Historically, the liquidation rate has been “infinitesimally low,” he said.
Going forward, sponsors without a strong track record probably will have difficulty raising capital from investors, who are now far more discerning, Kwasnick said. “People are no longer buying stuff just because the word SPAC is attached, so deals have to stand on their own merit.”
As of mid-January, there are seven SPACs scouting a proptech target, and at least three additional SPACs in the pre-IPO phase that will eventually do the same, SPAC Research data shows.
Proptech niches that offer rapidly scalable solutions to the housing crisis, like modular housing and 3D printing, could be fertile ground for SPAC deals, according to Easterly’s Ratner. Similarly, the smart-home category — technologies that make homes more intuitive and efficient — is ripe for new public market players, he said.
“The proptechs can partner with a homebuilder, build the technology into every home, and people will pay a monthly subscription for it,” Ratner said. “These are services people want, and there will be recurring revenue and compelling growth rates, because it’s a very large TAM.”
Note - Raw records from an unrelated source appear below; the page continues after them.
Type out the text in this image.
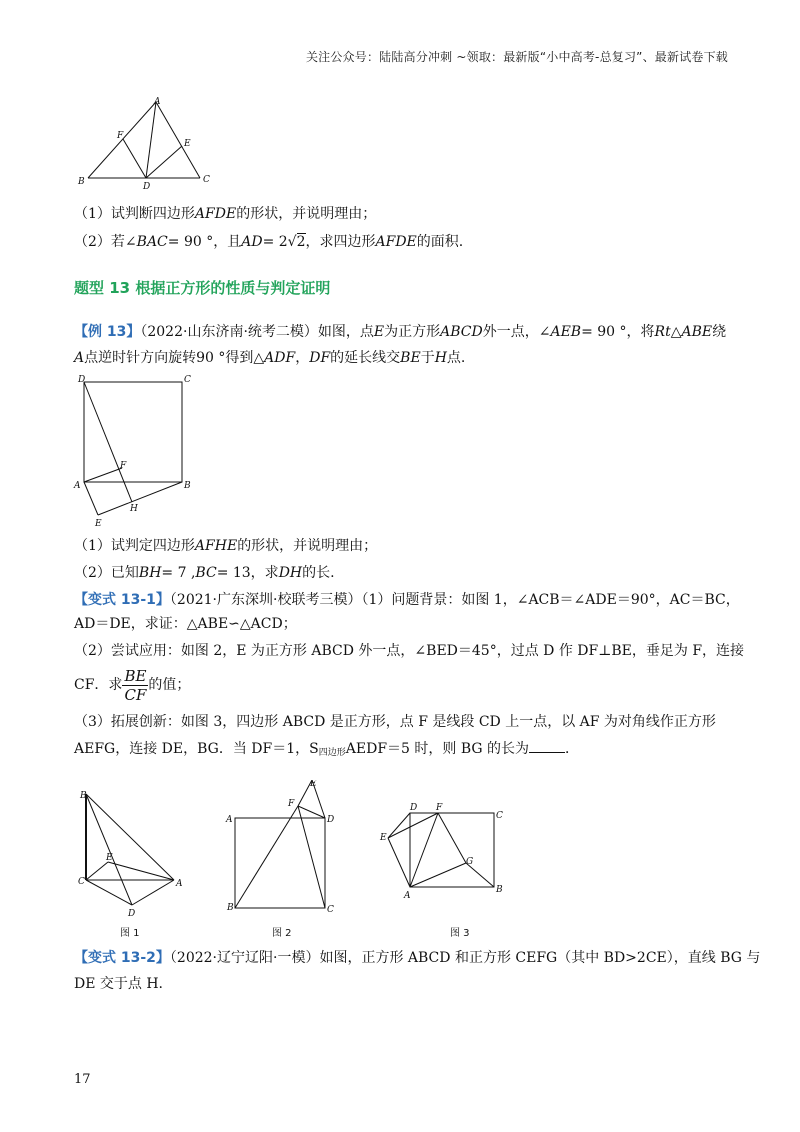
关注公众号：陆陆高分冲刺 ~领取：最新版“小中高考-总复习”、最新试卷下载
A
B	C
D
E
F
（1）试判断四边形AFDE的形状，并说明理由；
（2）若∠BAC= 90 °，且AD= 2√2，求四边形AFDE的面积.
题型 13 根据正方形的性质与判定证明
【例 13】（2022·山东济南·统考二模）如图，点E为正方形ABCD外一点，∠AEB= 90 °，将Rt△ABE绕
A点逆时针方向旋转90 °得到△ADF，DF的延长线交BE于H点.
D	C
A	B
E
F
H
（1）试判定四边形AFHE的形状，并说明理由；
（2）已知BH= 7 ,BC= 13，求DH的长.
【变式 13-1】（2021·广东深圳·校联考三模）（1）问题背景：如图 1，∠ACB＝∠ADE＝90°，AC＝BC，
AD＝DE，求证：△ABE∽△ACD；
（2）尝试应用：如图 2，E 为正方形 ABCD 外一点，∠BED＝45°，过点 D 作 DF⊥BE，垂足为 F，连接
CF．求 $\frac{BE}{CF}$ 的值；
（3）拓展创新：如图 3，四边形 ABCD 是正方形，点 F 是线段 CD 上一点，以 AF 为对角线作正方形
AEFG，连接 DE，BG．当 DF＝1，$S_{四边形}AEDF=5$ 时，则 BG 的长为	．
B
E
C	A
D
E
F
A	D
B	C
D F
C
E
G
A
B
图 1	图 2	图 3
【变式 13-2】（2022·辽宁辽阳·一模）如图，正方形 ABCD 和正方形 CEFG（其中 BD>2CE），直线 BG 与
DE 交于点 H.
17
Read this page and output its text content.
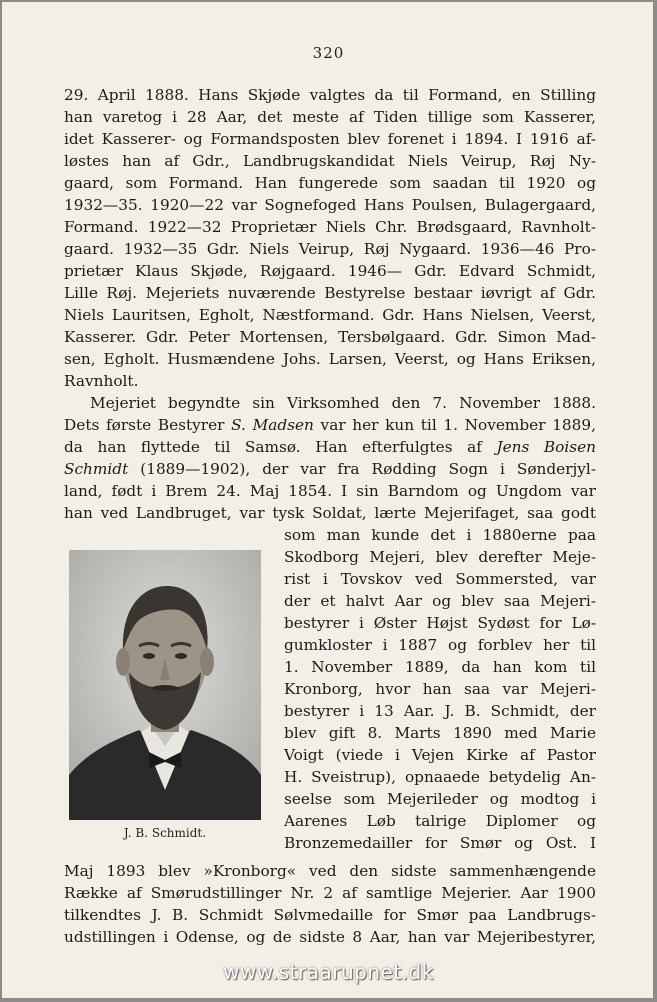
320
29. April 1888. Hans Skjøde valgtes da til Formand, en Stilling
han varetog i 28 Aar, det meste af Tiden tillige som Kasserer,
idet Kasserer- og Formandsposten blev forenet i 1894. I 1916 af-
løstes han af Gdr., Landbrugskandidat Niels Veirup, Røj Ny-
gaard, som Formand. Han fungerede som saadan til 1920 og
1932—35. 1920—22 var Sognefoged Hans Poulsen, Bulagergaard,
Formand. 1922—32 Proprietær Niels Chr. Brødsgaard, Ravnholt-
gaard. 1932—35 Gdr. Niels Veirup, Røj Nygaard. 1936—46 Pro-
prietær Klaus Skjøde, Røjgaard. 1946— Gdr. Edvard Schmidt,
Lille Røj. Mejeriets nuværende Bestyrelse bestaar iøvrigt af Gdr.
Niels Lauritsen, Egholt, Næstformand. Gdr. Hans Nielsen, Veerst,
Kasserer. Gdr. Peter Mortensen, Tersbølgaard. Gdr. Simon Mad-
sen, Egholt. Husmændene Johs. Larsen, Veerst, og Hans Eriksen,
Ravnholt.
Mejeriet begyndte sin Virksomhed den 7. November 1888.
Dets første Bestyrer S. Madsen var her kun til 1. November 1889,
da han flyttede til Samsø. Han efterfulgtes af Jens Boisen
Schmidt (1889—1902), der var fra Rødding Sogn i Sønderjyl-
land, født i Brem 24. Maj 1854. I sin Barndom og Ungdom var
han ved Landbruget, var tysk Soldat, lærte Mejerifaget, saa godt
J. B. Schmidt.
som man kunde det i 1880erne paa
Skodborg Mejeri, blev derefter Meje-
rist i Tovskov ved Sommersted, var
der et halvt Aar og blev saa Mejeri-
bestyrer i Øster Højst Sydøst for Lø-
gumkloster i 1887 og forblev her til
1. November 1889, da han kom til
Kronborg, hvor han saa var Mejeri-
bestyrer i 13 Aar. J. B. Schmidt, der
blev gift 8. Marts 1890 med Marie
Voigt (viede i Vejen Kirke af Pastor
H. Sveistrup), opnaaede betydelig An-
seelse som Mejerileder og modtog i
Aarenes Løb talrige Diplomer og
Bronzemedailler for Smør og Ost. I
Maj 1893 blev »Kronborg« ved den sidste sammenhængende
Række af Smørudstillinger Nr. 2 af samtlige Mejerier. Aar 1900
tilkendtes J. B. Schmidt Sølvmedaille for Smør paa Landbrugs-
udstillingen i Odense, og de sidste 8 Aar, han var Mejeribestyrer,
www.straarupnet.dk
Yen Lee, JLL’s chief strategy officer, said SPAC market headwinds likely will push proptechs to pursue a traditional IPO or merge with an already-public entity. “If a company has a really well established go-to-market, then they probably have the credibility and differentiation to go public directly,” he said. ”And if not, the traditional M&A route is, as you know, as robust as ever.”
Camber Creek’s Berman said greater caution will reign over the SPAC market for the foreseeable future. And proptechs are likely to stay private longer, while they carefully consider whether they are actually ready to take on the “very different exercise” of being a public company, he said.
“The SPAC market turbulence has essentially signaled to the private companies, ‘Not so fast — but maybe when you’re ready,’” he said.